Effect of time and temperature on auxetic foam fabrications (oral) and Comparisson of Digital Image Correltaion and marker tracking methods for strain measurement in open cell foam
ISEA’s contribution allowed me to attend the 9th International Conference “Auxetics and other materials and models with “negative” characteristics” and 14th Workshop “Auxetics and related systems”, September, 2017, Crete.
Two objectives from my PhD (auxetic foams for sporting protective equipment) were presented. These included an assesment of a strain measurement method and an auxetic foam fabrication study. My overall aim is to set up a test to quantify the effect of foam’s negative Poisson’s ratio on indentation resistance. Auxetic foam is closer in modulus and density to materials used in sports protection than other auxetic materials. Open cell foam used in comparisons is ~3 times less dense and has a very different compressive stress strain relationship (buckling beyond ~10% compressive strain, when the auxetic sample is relatively linear to 80% compression). These extra variables have prevented clear relationships from being demonstrated between Poisson’s ratio, indentation resistance and peak force under impact.

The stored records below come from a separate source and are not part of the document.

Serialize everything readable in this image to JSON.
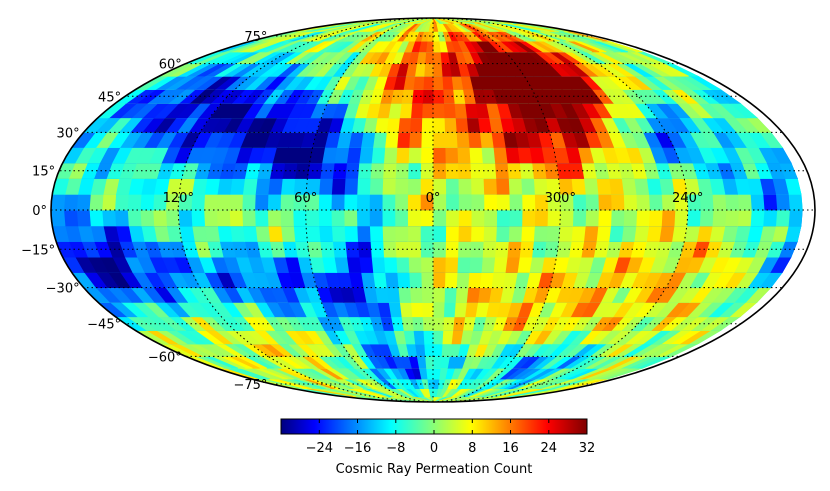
{
  "chart_data": {
    "type": "heatmap",
    "projection": "mollweide",
    "grid": true,
    "lat_ticks": [
      "75°",
      "60°",
      "45°",
      "30°",
      "15°",
      "0°",
      "−15°",
      "−30°",
      "−45°",
      "−60°",
      "−75°"
    ],
    "lon_ticks": [
      "120°",
      "60°",
      "0°",
      "300°",
      "240°"
    ],
    "colorbar": {
      "ticks": [
        "−24",
        "−16",
        "−8",
        "0",
        "8",
        "16",
        "24",
        "32"
      ],
      "range": [
        -32,
        32
      ],
      "colormap": "jet",
      "label": "Cosmic Ray Permeation Count"
    },
    "regions": [
      {
        "area": "north, lon 0°→300°, lat 15°–75°",
        "level": 24
      },
      {
        "area": "north-east peak near lon 330°, lat 60°",
        "level": 32
      },
      {
        "area": "north-west, lon 60°–150°, lat 15°–45°",
        "level": -22
      },
      {
        "area": "west equator, lon 150°–180°, lat −15° to −30°",
        "level": -28
      },
      {
        "area": "west belt, lon 60°–120°, lat −15°–−45°",
        "level": -18
      },
      {
        "area": "south, lon 0°–60°, lat −45°–−75°",
        "level": -20
      },
      {
        "area": "south, lon 300°–330°, lat −60°",
        "level": -20
      },
      {
        "area": "east, lon 240°, lat 30°",
        "level": -22
      },
      {
        "area": "center-east band, lat −15°–+15°",
        "level": 6
      }
    ]
  }
}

The first (poster) presentation compared digital image correlation (DIC) and marker tracking for strain measurement in open cell foams. DIC has not been widely used for foams. Presented work shows it to be comparable to marker tracking and it has already managed to identify the effect of flaws in foam cell structure. Further work will measure material flow under an indenter. Most attendees had not used DIC in this way, but those fabricating auxetic foams and fabrics were keen to try, with possible applications in smart garments for apparel.
The second (oral) presentation suggested methods to reduce variables (density and modulus) in comparisons between auxetic and non-auxetic foams. Previous comparative auxetic/non auxetic foam impact and indentation studies don’t control changes to density and compressive modulus. A clear link between indentation resistance and Poisson’s ratio cannot be made in scenarios close to those seen in sporting collisions, or required for certification by sporting standards. Discussion around the specifics of the test set up and a request to test for shear modulus will help clarify the reason for any differences in the indentation resistance of positive/negative Poisson’s ratio samples.
Outputs include collaborative work with researchers from the Georgia Institute of Technology and a chance to discuss a collaborative study with the University of Malta (submitted as a full paper for ‘The Engineering of Sport’ in Brisbane). I was also lucky enough to meet a PhD student from the Liverpool John Moores University, modelling indentation of auxetic materials for heel protection in basketball shoes. The conference was an excellent event and I received useful advice. I hope that members of the ISEA can attend next year’s Auxetics conference (here at Sheffield Hallam).